2 – Novak Djokovic peggiore in campo nel doppio perso dalla Serbia, forse, non se lo aspettava nemmeno il più esagitato tifoso di Rafa Nadal. Invece è accaduto davvero, e Troicki a momenti faceva la figura del salvatore della patria, lui che era arrivato a Madrid da semi-pensionato. Peccato che quando ci sia stato da chiudere, il buon Viktor abbia balbettato. E se ne sia tornato in Serbia con l’etichetta (immeritata) di spalla inadatta per la vicenda. Lui però l’ha presa bene: in conferenza stampa è scoppiato a piangere dicendo che questo è il peggior momento della sua vita. E sì che di momenti brutti ne ha passati diversi.
3 – Ah, l’atmosfera Davis. Da sempre, da che tennis esiste, si usa questa frase per definire un match giocato di fronte a tribune piene, vivaci e partecipi. Dopo le Finals di Madrid, vista l’affluenza del pubblico in certi incontri, si potrà usare anche con il senso opposto: ah, l’atmosfera Davis, con quei quattro gatti sugli spalti…
4 – I tifosi olandesi sono sempre uno spettacolo nello spettacolo: vestiti con degli improbabili pantaloni coi disegnini dei mulini a vento e degli zoccoli, con il cappellino (o la cravatta!) arancione e tanta voglia di fare caciara, hanno accompagnato i loro giocatori nelle due partite del girone come nemmeno gli spagnoli con Nadal. Partite che, giusto per rendere l’idea, hanno perso. Ma vedere Tallon Griekspoor (!) che porta al tie-break del terzo Andy Murray ed esce dal campo con rimpianti, merita da solo il prezzo del biglietto e della trasferta.

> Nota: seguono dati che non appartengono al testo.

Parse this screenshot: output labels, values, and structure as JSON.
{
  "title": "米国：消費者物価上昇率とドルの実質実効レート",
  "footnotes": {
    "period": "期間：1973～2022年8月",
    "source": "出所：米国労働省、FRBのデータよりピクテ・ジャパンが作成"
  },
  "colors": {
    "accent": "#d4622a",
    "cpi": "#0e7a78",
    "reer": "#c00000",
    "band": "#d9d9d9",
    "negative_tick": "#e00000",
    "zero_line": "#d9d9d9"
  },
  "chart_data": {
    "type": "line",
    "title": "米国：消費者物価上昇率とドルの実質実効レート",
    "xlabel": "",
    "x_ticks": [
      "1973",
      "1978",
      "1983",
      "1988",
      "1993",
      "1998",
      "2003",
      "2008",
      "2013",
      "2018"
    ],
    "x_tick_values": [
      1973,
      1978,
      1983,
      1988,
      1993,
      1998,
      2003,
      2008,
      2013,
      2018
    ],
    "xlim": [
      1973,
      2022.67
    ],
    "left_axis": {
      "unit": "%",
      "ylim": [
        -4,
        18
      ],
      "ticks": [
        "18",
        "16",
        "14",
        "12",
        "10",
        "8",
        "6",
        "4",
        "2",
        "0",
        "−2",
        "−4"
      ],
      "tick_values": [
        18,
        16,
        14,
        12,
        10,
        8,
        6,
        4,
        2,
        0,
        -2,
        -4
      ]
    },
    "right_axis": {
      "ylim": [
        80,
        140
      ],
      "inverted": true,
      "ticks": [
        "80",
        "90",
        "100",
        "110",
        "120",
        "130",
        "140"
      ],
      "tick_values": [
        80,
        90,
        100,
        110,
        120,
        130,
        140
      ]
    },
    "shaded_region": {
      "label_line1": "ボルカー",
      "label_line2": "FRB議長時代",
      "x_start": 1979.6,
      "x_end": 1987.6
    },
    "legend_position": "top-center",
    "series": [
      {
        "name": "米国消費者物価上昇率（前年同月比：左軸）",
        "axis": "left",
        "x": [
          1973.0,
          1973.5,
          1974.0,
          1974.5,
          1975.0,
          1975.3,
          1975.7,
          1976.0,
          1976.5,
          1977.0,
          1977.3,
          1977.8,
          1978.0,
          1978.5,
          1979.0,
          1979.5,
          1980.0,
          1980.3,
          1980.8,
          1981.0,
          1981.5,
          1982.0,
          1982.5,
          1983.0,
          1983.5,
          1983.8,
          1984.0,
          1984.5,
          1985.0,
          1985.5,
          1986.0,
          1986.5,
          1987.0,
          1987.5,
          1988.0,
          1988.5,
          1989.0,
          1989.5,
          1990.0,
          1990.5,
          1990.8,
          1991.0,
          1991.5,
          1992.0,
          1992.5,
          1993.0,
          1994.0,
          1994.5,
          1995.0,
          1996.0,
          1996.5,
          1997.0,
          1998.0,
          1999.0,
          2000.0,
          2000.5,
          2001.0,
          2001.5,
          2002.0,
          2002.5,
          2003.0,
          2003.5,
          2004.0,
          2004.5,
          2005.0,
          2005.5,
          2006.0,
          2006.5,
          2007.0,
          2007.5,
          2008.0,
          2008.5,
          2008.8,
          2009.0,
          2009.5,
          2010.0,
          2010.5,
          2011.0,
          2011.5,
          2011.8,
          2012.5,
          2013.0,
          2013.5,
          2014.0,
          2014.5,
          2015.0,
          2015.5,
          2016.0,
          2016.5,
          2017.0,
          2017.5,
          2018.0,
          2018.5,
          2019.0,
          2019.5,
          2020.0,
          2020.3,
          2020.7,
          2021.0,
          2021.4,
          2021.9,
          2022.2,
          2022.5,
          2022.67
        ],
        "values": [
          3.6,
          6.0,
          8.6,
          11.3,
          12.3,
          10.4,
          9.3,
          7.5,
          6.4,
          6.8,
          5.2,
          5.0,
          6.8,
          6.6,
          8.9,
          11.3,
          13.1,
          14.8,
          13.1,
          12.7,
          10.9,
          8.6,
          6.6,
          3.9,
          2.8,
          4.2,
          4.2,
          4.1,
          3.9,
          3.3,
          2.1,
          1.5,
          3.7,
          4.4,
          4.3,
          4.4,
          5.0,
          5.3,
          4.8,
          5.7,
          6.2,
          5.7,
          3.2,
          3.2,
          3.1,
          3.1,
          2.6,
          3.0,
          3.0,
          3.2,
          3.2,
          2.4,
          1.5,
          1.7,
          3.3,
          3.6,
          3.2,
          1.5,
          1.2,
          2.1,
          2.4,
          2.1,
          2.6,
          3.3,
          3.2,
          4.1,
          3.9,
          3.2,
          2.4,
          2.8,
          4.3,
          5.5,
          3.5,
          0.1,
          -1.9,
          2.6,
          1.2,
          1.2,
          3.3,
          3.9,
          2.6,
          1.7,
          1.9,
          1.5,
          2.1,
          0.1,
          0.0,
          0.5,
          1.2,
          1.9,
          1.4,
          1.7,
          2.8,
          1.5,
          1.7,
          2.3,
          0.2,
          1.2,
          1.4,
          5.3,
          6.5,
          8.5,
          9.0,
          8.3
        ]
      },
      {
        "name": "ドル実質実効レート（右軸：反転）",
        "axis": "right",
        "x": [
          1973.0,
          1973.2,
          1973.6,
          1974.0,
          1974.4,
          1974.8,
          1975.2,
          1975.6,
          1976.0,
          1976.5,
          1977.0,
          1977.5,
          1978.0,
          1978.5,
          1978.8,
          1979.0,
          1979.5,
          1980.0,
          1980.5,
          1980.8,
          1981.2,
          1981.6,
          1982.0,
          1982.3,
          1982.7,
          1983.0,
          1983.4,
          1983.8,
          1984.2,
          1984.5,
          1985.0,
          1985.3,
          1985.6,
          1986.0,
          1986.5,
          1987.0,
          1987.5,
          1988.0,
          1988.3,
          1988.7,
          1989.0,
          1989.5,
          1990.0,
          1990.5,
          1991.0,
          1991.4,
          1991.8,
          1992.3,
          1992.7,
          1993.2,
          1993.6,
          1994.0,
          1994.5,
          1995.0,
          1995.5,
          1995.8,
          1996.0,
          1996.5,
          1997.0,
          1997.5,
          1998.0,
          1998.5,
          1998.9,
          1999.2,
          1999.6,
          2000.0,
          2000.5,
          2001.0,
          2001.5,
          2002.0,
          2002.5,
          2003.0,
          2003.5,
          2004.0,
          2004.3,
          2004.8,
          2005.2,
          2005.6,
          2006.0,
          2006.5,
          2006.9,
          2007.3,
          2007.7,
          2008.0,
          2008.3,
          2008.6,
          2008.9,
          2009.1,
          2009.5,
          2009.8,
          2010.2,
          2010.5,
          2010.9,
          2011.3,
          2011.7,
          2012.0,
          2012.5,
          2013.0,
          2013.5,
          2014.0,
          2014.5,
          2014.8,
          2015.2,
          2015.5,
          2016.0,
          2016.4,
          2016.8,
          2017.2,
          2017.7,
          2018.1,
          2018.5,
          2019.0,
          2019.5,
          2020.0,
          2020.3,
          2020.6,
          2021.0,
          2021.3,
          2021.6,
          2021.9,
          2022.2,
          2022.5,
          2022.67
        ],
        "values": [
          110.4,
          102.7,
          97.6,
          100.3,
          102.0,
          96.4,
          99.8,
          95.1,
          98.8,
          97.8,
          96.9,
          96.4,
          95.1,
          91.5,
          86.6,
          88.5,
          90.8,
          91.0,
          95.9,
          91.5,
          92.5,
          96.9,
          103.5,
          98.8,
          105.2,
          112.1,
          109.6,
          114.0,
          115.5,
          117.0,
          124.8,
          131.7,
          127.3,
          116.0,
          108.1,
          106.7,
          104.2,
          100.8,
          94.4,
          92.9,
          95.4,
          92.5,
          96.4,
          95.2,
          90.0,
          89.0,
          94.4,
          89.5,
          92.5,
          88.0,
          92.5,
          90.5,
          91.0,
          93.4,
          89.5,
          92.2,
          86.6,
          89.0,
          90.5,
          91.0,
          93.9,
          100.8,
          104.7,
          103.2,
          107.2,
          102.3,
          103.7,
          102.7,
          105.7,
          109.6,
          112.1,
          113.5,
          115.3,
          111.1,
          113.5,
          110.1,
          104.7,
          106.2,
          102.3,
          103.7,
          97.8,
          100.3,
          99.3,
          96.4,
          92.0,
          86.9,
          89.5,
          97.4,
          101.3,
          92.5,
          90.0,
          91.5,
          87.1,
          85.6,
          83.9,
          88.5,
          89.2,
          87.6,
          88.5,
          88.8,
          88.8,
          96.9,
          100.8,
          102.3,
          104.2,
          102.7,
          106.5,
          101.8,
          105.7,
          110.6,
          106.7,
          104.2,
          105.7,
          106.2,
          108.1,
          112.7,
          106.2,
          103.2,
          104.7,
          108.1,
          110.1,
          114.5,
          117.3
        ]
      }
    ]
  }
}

5 – Vasek Pospisil due settimane prima dell’inizio era il quarto singolarista del Canada, e forse persino Brayden Schnur nutriva in segreto qualche speranza di scendere in campo al posto suo. Invece è finita che Milos Raonic non è andato a Madrid, che Felix Auger-Aliassime ci è andato da mezzo infortunato e che Pospisil ha preso in mano il team nordamericano riuscendo, nell’ordine, a: mettere a tacere le ambizioni di Fognini e dell’Italia, fare molto ma molto meglio dei vicini americani, portare i due punti della vittoria con l’Australia. A chi parla di sorpresa, però, Vasek dovrebbe ricordare il suo best ranking: numero 25 Atp nel 2014, quando il newcomer del Tour era lui.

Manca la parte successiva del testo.